Nous voyons le faible taux de bancarisation au Sénégal comme une opportunité, non pas comme un frein. Justement parce qu’il y a quinze ou seize banques au Sénégal et que le taux de bancarisation est de 07 %, nous pensons qu’il y a de la place pour ceux qui veulent faire de la banque de détail. Comment allons-nous faire pour gagner de l’argent alors que l’on fait l’impasse sur les frais de tenue de compte ? Il y a plusieurs segments dans une banque et les frais de tenue de compte sont un parmi d’autres. Dans notre stratégie de revenus, nous pensons qu’il ne faut pas faire subir aux particuliers des charges trop lourdes par rapport à leurs revenus.

En faisant l’impasse sur les frais de tenue de compte, vous vous délestez en même temps d’importants revenus d’autant que vous ne faites pas dans la banque d’investissement… ?

La banque d’investissement n’a pas aujourd’hui bonne presse. Elle est à l’origine des problèmes que vous connaissez, notamment la crise financière internationale. Aujourd’hui, la banque d’investissement ne nous intéresse pas pour le Sénégal. La palette est très large pour une banque de détail. On a les moyens de faire de la banque d’entreprise, de la banque électronique, du change, de la trésorerie, du ramassage de fonds, des lettres de crédit, des cautions, des avals… Faire l’impasse sur les frais de tenue de compte ne veut forcément pas dire que nous mettons en dangers nos éventuels revenus. Nous sommes des banquiers professionnels. Encore une fois, il s’agit d’une stratégie d’ensemble. Notre stratégie a été élaborée par rapport à différents segments de marché et la banque de détail en est un…

Dans un pays à fort taux d’émigration, les banques investissent beaucoup dans le transfert d’argent. Intégrez-vous ce secteur dans votre stratégie de développement ?

Absolument ! C’est un créneau qui est extrêmement important pour nous. Nous allons développer un produit qui s’appelle « Africash ». C’est un produit qui permet de faire un transfert instantané que vous soyez ou non un client de Uba dans tous les pays où nous sommes présents. Aujourd’hui, nous sommes présents dans douze pays en Afrique et nous le serons dans dix-neuf à la fin de cette année. A l’échelle de ces dix-neuf pays, nous pourrons faire des transferts instantanés à des coûts défiant toute concurrence. Pour les pays situés en dehors du continent, nous sommes présents aux Etats-Unis d’Amérique, en Angleterre, en France ; le produit « Africash » sera disponible dans ces pays-là. Nous avons également un partenariat avec « Money gram ».
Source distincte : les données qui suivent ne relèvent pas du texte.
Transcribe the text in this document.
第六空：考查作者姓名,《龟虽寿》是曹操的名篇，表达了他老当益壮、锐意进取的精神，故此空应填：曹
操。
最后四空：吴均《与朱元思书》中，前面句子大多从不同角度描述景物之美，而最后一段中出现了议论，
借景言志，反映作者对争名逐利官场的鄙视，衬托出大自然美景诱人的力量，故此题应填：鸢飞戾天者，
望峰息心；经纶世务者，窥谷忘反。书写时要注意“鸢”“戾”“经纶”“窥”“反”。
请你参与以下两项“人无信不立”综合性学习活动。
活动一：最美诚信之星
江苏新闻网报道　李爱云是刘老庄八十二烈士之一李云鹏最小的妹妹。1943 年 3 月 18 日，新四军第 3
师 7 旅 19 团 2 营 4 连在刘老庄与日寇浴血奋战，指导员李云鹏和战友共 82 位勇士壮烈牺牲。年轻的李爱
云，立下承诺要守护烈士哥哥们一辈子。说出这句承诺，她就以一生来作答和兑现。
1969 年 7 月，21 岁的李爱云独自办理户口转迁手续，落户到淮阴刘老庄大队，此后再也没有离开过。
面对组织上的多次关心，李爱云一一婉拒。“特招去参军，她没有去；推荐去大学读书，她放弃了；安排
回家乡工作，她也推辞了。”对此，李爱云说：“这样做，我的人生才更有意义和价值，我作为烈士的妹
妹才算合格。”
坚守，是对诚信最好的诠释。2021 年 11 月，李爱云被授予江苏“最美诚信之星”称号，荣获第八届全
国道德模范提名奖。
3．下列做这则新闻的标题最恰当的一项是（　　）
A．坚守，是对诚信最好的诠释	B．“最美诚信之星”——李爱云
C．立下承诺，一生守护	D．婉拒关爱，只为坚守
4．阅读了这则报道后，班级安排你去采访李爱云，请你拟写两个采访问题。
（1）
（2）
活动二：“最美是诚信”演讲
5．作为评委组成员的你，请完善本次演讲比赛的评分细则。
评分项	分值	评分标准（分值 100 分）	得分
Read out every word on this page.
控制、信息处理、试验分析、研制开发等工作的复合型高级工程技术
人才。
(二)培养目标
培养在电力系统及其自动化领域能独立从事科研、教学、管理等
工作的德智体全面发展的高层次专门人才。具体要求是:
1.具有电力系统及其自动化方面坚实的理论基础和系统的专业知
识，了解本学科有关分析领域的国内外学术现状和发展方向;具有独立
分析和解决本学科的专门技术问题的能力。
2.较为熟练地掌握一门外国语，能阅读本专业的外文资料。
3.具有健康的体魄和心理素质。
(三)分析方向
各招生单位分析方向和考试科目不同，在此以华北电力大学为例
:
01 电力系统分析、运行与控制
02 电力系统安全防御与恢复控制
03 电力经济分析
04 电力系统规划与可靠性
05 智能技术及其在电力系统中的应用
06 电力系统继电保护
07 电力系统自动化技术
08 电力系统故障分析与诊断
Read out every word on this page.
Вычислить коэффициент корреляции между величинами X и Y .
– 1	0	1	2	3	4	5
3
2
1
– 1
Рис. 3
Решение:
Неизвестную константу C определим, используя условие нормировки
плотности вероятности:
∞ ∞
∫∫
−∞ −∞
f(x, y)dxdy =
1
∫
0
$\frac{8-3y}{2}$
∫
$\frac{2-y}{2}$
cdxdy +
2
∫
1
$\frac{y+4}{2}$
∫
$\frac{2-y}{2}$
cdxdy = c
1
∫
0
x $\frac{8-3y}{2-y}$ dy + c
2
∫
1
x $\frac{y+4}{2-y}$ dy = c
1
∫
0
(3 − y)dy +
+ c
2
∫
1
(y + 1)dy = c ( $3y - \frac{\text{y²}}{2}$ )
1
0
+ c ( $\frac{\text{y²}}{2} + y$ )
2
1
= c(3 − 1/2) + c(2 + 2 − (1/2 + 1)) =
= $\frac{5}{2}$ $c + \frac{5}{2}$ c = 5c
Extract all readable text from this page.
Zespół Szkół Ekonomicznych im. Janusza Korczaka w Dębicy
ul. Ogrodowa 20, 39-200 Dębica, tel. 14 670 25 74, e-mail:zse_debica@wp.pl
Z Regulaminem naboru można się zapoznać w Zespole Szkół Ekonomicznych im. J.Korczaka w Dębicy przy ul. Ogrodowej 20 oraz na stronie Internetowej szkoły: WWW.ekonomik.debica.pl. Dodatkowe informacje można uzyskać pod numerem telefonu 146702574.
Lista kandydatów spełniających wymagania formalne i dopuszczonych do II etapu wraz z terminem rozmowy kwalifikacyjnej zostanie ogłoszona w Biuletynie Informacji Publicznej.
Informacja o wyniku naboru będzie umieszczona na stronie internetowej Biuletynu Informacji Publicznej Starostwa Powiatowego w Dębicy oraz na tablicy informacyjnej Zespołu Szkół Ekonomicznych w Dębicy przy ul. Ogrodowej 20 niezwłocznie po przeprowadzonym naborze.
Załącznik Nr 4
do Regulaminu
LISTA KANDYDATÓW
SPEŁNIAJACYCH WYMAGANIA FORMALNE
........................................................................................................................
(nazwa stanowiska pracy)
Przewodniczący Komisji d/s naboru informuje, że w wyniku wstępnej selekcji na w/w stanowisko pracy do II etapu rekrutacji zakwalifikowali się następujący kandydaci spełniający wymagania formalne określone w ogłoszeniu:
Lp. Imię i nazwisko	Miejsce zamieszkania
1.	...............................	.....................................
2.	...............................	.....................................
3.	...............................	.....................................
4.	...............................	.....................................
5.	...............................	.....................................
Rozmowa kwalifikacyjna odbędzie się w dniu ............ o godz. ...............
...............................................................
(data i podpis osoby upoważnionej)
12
Pensez-vous que la législation en vigueur est attractive pour relever le taux de bancarisation ?

Nous ne nous sentons pas gênés par la législation pour relever le taux de bancarisation. Bien au contraire ! De par les conversations que nous avons eues avec la banque centrale et le ministère de l’Economie et des Finances, nous sentons une réelle volonté des autorités d’aller dans ce sens. Rien aujourd’hui dans la législation ne freine le relèvement du taux de bancarisation. C’est nous banques commerciales qui devrons élaborer des stratégies adéquates pour relever ce taux.